Donetsk Halk Cumhuriyeti Başkanı Denis Puşilin Aydınlık'a konuştu: Türkiye Avrupa gibi ABD'den talimat almadı

Savaşın en sıcak cephesi Donetsk’te Denis Puşilin son durumu Aydınlık’a değerlendirdi. Mevcut durumdaki zorluklara dikkat çeken lider aynı zamanda çözümleri de sıraladı. Ülkemizle ilgili de konuşan Puşilin, Türkiye’nin bağımsız hareket ettiğini vurguladı.

Denis Puşilin

Donetsk şehrinde bir üniversitede Donetsk Halk Cumhuriyeti (DHC) Başkanı Denis Puşilin ile buluştuk.
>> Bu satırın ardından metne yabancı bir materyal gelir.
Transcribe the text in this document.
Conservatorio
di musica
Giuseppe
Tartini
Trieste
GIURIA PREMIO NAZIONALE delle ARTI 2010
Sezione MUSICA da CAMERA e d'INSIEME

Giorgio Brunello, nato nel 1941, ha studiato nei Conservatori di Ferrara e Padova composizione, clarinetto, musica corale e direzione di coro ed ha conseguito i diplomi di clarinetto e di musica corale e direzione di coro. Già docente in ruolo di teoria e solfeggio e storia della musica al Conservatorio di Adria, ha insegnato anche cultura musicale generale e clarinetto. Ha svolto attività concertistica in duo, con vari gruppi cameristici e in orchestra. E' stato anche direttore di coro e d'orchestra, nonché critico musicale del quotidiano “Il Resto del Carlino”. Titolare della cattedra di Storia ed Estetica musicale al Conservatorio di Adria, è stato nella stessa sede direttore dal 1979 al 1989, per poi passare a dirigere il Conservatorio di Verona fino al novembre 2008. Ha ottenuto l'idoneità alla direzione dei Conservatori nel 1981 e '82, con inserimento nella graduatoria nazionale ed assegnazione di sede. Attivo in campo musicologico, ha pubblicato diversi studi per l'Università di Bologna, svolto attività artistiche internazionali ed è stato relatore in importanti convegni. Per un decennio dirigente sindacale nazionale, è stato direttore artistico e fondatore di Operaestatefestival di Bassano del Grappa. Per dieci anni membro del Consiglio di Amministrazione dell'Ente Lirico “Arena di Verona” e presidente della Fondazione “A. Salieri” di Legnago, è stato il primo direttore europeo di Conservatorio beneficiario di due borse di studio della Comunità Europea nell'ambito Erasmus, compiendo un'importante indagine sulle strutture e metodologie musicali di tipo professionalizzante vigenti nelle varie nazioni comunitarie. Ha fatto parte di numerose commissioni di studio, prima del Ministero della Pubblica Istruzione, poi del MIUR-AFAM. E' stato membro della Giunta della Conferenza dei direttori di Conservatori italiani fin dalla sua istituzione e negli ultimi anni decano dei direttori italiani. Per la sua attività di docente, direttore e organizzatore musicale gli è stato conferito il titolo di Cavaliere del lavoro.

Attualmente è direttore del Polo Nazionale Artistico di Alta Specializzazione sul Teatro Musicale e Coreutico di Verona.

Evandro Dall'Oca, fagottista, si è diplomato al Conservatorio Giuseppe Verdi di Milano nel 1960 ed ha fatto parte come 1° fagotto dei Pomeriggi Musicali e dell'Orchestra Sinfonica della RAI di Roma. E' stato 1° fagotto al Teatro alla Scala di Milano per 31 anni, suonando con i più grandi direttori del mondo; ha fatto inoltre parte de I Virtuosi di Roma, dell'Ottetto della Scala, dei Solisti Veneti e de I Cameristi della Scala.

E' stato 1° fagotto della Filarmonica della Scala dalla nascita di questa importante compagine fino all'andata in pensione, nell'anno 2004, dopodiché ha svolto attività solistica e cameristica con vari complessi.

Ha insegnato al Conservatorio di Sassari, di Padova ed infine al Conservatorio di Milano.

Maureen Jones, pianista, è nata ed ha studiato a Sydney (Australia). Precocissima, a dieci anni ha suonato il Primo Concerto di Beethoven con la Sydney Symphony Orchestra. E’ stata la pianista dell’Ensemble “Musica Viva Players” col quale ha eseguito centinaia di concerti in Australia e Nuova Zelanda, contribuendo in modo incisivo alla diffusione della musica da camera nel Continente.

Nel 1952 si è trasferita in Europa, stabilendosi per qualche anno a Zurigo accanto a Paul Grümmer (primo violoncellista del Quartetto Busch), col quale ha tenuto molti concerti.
Savaş ortamında Puşilin’den nasıl röportaj alabiliriz diye düşünürken, basın sekreterine ilettiğimiz talep bir gün geçmeden olumlu şekilde yanıtlandı. Kendisine bölgedeki durumu, savaşın nereye gittiğini ve Türkiye ile ilgili fikirlerini sorduk.

‘DONBASS BİZİM EVİMİZ’

DHC lideri Puşilin, Donetsk’te insanların savaş ortamında yaşadıkları yeri neden terk etmediklerini ve nasıl böyle bir irade sergilediklerini anlattı. “Donbass bizim evimizdir.” vurgusunu yapan Puşilin, “Buradaki insanlar birbirine çok bağlı. Bu birliktelik, mücadelemizin temelini oluşturuyor.” dedi. DHC lideri Ukrayna’nın yıllarca Donbass’ta yaşayan Ruslara baskı uyguladığını belirterek şu ifadeleri kullandı: “Biz kendi kimliğimizi korumak istiyoruz, kendi dilimiz olan Rusçayı konuşmak istiyoruz. Bu hakkımızı bizden kimse alamadı daha da kimse alamaz. Verdiğimiz mücadele sonucunda 2014’te hayalimizi hayata geçirerek Rusya’ya katıldık.”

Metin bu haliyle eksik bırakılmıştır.